Перед Гараськой, стоявшим в прихожей, отворили дверь:
– Иди, черт!
Стиснув зубы, Гараська стал шарить глазами около крыльца что-нибудь твердое, нашарил обломок кирпича, кинулся к нему, закатал его в снег, примял, закруглил снежок дрожащими пальцами и хотел уже, забежав, швырнуть в то самое окно, за которым стоял пристав и лежал на столе утопленник-барин, но помешал испугавшийся Трифон, снежок звонко шлепнулся в стену рядом с окном.
Вернулся староста с докладом приставу, что мужики не дали ему посадить Терехину жену в холодную.
– Детишки, бают, малые – кто же за ними присмотрит? Да Лукерья-то сама, почитай что, на сносях: неужли ж, бают, убежать куда могет?
– А ты кого же слушать должен?.. – прибавив длинное ругательство, накинулся было на старосту становой, но староста вразумительно ответил:
– Слухать я, известно, вас обязан, а только же ведь мужиков была сила, а кроме того, бабы которые, а я один спроти их, – ружья же у меня альбо пушки какой у руках нетути, чтобы палить я по ним стал…
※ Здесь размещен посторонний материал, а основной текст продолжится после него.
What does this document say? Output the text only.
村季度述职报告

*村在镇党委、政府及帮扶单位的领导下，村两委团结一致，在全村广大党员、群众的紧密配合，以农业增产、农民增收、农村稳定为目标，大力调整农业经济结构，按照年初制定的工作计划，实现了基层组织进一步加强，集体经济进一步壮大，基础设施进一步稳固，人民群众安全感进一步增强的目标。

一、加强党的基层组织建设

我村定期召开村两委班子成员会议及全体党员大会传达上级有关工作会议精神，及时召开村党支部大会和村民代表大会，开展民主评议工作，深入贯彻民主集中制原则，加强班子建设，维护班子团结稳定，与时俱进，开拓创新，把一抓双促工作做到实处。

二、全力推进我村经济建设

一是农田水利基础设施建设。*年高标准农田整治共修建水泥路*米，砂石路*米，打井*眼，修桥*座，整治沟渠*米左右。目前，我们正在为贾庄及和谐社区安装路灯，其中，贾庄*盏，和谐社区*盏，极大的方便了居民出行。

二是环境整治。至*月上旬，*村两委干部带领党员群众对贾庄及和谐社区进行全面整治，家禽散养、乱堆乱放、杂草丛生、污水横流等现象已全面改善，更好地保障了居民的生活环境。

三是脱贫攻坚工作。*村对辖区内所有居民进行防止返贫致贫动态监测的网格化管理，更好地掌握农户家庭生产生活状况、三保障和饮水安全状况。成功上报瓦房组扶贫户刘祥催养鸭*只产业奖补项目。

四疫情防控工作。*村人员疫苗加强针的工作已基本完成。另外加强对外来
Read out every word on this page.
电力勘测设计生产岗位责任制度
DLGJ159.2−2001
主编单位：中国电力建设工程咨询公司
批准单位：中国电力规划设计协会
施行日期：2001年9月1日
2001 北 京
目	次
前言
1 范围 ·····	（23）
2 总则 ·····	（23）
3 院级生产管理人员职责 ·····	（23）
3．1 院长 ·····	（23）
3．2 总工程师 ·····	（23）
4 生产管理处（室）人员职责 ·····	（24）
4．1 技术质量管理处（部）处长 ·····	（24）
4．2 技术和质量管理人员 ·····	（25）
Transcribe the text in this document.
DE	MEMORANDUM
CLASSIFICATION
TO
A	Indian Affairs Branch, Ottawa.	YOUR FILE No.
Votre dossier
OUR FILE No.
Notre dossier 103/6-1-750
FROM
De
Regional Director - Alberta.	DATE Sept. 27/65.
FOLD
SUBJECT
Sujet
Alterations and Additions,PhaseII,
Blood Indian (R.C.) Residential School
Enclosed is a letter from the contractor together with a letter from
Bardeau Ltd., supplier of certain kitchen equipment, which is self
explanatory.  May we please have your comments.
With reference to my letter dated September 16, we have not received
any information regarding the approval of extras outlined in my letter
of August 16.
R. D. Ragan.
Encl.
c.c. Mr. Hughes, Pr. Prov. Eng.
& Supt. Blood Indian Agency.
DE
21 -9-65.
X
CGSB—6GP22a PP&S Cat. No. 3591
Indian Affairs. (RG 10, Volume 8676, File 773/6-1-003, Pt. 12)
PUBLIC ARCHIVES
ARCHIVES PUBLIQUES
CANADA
– Раз-го-ворчистый какой, сукин сын, пушку ему непременно давай!.. Чтобы ты у меня всех их назвал, какие за бабу вступались!
Становой кричал на старосту и кричал на народ, чтобы отошел дальше, что здесь не представление и смотреть нечего, однако народ не отходил от дома, только переминался, а староста мямлил явно сознательно:
– Нешто я их всех запомнил, ваше благородие?.. И больше даже, так сказать надоть, – бабы там усердствовали за свою сестру, и тяжела-то, и детишек содом…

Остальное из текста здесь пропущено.